Spring break is a tradition fueled by sunshine, alcohol, and — on occasion — rowdy behavior. Panama City recently passed ordinances that, according to their proponents, are meant to “tone down” disturbing behavior during spring break.
Some of the city’s nightclub owners are challenging those ordinances in federal court, claiming that they are motivated by racial bias. The nightclubs have enlisted an expert witness to decode the explanations that city officials have offered in support of the new laws.
Panama City Ordinances
Publicity about bad behavior during spring break prompted a response from Panama City officials that nightclub owners and related businesses do not welcome. The incidents that motivated the response include an allegation of sexual assault on a crowded beach, the non-fatal shootings of seven people at a house party, an altercation after a concert involving Mississippi State’s quarterback, and increasing numbers of arrests for firearms possession.
To address spring break crime, city officials passed ordinances that prohibit drinking on the beach and in commercial parking lots and that ban the sale of alcohol after 2:00 a.m. The ordinances are in effect only during the month of March.
The most controversial ordinance places restrictions on “special events,” including concerts. The ordinance requires city approval of special events and restricts the number of people who can attend them.
Business Owners File Lawsuit
Some Panama City businesses, including nightclubs, contend that the new ordinances will hurt their businesses. They filed a lawsuit seeking compensation for their losses.

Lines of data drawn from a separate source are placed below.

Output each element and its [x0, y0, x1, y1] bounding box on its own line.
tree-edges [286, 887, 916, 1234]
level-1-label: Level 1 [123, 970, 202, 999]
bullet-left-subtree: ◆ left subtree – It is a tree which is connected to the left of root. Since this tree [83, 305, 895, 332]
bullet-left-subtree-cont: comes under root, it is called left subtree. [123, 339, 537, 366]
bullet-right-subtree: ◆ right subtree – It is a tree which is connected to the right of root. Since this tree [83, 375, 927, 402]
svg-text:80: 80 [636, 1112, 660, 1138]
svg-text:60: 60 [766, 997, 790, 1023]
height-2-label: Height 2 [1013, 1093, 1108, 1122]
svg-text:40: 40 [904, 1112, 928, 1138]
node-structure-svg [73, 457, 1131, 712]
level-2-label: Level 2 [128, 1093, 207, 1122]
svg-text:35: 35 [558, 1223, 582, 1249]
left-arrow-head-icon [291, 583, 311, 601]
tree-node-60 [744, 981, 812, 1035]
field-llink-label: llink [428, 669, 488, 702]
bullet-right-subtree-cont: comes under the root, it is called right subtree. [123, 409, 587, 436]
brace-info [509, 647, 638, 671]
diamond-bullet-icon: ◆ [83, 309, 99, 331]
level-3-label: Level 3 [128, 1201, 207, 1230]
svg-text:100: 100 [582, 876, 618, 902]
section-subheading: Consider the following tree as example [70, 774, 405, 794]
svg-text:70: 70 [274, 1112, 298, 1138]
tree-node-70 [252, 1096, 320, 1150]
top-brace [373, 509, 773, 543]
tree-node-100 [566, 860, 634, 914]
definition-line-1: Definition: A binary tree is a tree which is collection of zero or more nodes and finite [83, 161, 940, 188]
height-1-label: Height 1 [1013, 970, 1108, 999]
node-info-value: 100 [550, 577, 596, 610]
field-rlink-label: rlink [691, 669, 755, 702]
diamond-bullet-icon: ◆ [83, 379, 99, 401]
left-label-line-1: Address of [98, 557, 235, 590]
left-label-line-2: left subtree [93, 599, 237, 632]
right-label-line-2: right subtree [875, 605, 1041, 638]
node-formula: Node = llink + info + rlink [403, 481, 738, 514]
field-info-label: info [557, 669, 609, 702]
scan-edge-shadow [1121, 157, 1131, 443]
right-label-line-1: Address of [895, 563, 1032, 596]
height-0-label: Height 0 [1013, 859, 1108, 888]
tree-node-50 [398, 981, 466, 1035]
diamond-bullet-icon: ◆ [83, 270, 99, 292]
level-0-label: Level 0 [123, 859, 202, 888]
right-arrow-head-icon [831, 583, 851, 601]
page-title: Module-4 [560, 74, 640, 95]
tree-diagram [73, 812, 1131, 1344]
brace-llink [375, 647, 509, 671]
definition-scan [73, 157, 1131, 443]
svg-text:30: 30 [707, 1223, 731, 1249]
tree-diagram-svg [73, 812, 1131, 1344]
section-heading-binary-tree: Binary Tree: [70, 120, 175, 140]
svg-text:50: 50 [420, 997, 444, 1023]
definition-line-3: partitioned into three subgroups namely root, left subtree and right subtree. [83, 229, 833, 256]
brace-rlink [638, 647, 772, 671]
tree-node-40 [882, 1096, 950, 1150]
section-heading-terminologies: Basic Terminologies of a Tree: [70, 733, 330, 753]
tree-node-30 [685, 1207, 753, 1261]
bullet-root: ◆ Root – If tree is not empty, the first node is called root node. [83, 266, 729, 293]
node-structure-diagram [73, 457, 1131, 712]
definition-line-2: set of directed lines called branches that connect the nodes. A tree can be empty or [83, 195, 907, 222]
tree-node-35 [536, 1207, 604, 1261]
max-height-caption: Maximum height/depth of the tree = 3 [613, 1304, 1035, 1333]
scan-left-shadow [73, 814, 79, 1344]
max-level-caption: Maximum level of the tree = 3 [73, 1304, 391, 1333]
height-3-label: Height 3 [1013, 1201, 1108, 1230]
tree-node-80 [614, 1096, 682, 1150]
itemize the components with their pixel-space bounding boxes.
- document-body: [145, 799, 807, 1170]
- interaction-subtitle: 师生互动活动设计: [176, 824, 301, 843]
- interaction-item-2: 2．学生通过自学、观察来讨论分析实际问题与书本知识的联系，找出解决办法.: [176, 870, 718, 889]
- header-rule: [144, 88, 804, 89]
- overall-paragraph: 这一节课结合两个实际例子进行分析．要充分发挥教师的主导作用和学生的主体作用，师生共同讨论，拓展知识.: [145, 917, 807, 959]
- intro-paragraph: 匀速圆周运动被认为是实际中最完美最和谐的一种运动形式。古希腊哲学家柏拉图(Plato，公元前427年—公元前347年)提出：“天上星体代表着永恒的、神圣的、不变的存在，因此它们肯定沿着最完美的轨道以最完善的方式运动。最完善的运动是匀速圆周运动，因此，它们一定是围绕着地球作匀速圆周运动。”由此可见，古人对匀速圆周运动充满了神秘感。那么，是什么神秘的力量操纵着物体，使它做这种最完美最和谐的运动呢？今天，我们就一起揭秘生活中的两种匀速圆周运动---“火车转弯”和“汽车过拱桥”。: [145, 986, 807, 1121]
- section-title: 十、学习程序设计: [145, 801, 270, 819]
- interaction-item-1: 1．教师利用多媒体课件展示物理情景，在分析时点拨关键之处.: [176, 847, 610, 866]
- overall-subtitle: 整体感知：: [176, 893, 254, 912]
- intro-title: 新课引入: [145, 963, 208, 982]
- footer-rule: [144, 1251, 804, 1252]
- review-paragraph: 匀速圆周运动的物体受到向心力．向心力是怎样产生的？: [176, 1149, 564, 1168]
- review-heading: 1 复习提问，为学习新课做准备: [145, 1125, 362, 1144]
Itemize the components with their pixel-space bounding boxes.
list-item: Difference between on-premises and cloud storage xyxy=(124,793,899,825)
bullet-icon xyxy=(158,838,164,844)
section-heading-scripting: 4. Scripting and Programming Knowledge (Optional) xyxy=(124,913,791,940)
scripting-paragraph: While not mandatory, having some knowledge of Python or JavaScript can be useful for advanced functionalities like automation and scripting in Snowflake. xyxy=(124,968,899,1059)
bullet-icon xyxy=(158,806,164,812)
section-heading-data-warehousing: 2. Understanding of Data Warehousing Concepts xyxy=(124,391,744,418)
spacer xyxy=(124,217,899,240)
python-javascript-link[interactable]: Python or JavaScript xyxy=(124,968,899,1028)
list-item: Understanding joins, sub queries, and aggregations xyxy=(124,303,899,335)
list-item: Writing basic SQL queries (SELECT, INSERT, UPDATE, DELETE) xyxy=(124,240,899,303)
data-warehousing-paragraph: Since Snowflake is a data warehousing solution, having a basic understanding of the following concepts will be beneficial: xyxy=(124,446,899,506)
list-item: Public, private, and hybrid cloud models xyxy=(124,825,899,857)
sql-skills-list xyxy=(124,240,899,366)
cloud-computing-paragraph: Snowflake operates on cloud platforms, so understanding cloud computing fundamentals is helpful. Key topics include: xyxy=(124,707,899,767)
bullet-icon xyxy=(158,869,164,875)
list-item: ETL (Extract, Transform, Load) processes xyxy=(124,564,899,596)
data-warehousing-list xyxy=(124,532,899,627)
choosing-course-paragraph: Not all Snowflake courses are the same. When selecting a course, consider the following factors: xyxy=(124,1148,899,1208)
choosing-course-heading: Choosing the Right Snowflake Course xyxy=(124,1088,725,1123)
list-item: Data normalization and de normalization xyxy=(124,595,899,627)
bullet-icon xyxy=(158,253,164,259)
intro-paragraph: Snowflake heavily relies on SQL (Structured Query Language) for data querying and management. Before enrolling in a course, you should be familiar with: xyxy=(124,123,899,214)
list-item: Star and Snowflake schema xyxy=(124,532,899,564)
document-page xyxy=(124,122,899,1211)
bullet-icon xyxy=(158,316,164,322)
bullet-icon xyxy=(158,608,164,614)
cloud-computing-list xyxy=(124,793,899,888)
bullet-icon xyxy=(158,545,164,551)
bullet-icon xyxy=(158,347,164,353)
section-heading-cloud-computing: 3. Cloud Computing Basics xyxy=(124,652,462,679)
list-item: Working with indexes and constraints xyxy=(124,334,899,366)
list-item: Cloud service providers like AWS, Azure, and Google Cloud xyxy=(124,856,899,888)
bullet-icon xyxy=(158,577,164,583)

Among other legal challenges to the ordinances, the businesses allege that the ordinances are racially motivated. According to their federal court complaint, the ordinances coincide with an increase in African-Americans who visit Panama City during spring break. The complaint states that “officials have suggested that spring break is now rife with ‘predators’ and other ‘interlopers’,” language that allegedly refers to African-Americans.
Perhaps the strongest evidence of racial bias is the claim that city officials told club owners to stop hosting hip-hop events because they attracted too many black attendees. In apparent response to those allegations, the city recently amended the “special events” ordinance to prohibit the city manager “from denying any permit based upon the identity of any speaker or entertainer or the viewpoint, content, or type of speech or expression to be displayed so long as such speech or expression is lawful.” In other words, the city cannot give less favorable treatment to hip-hop events than to other music events based on the content of the performance.
To support its claim of racial bias, the businesses bringing the lawsuit plan to present the expert testimony of Moneque Walker-Pickett, an associate professor of criminal justice at St. Leo University. Walker-Pickett based her preliminary report on a review of minutes from city council meetings at which the ordinances were discussed, and on the extensive coverage of Panama City’s “spring break problem” by Fox News. The businesses argue that Fox News’ coverage depicted African-Americans in an unfavorable light and that the coverage influenced the passage of the ordinances.
According to Walker-Pickett, the council used “color-blind” or racially neutral language to mask conscious and subconscious racial bias. Walker-Pickett opined that the council’s frequent references to “undesirables” and “unintended guests” were code words for African-American visitors. She also cites:
- Televised references by local police to the “hundred milers,” a coded reference to members of ethnic groups living within a hundred miles of Panama City, who (according to the police) travel to Panama City to “prey upon” the spring break visitors.
- Screenshots from Fox News and other media sources that overwhelmingly depict African-Americans while commentators are discussing criminal activity in Panama City during spring break.
- Council members’ repeated reference to media coverage and other adverse publicity during discussions of the proposed ordinances.
- Council members’ use of other code words, including “thugs,” “ghetto,” “trashy,” and “bad element” as substitutes for “African-Americans.”
- The use of code words like “good kids,” “fine kids,” “responsible,” and “college kids” to refer to white students who traveled to Panama City for spring break.
Based on her review of the evidence, Walker-Pickett concluded that racial bias played a role in the implementation of Panama City’s spring break ordinance.
The report was filed in opposition to a motion to strike claims from the complaint concerning racial bias. It has not yet been subjected to a Daubert challenge, which will doubtless be forthcoming if the racial bias claims survive the pending motion.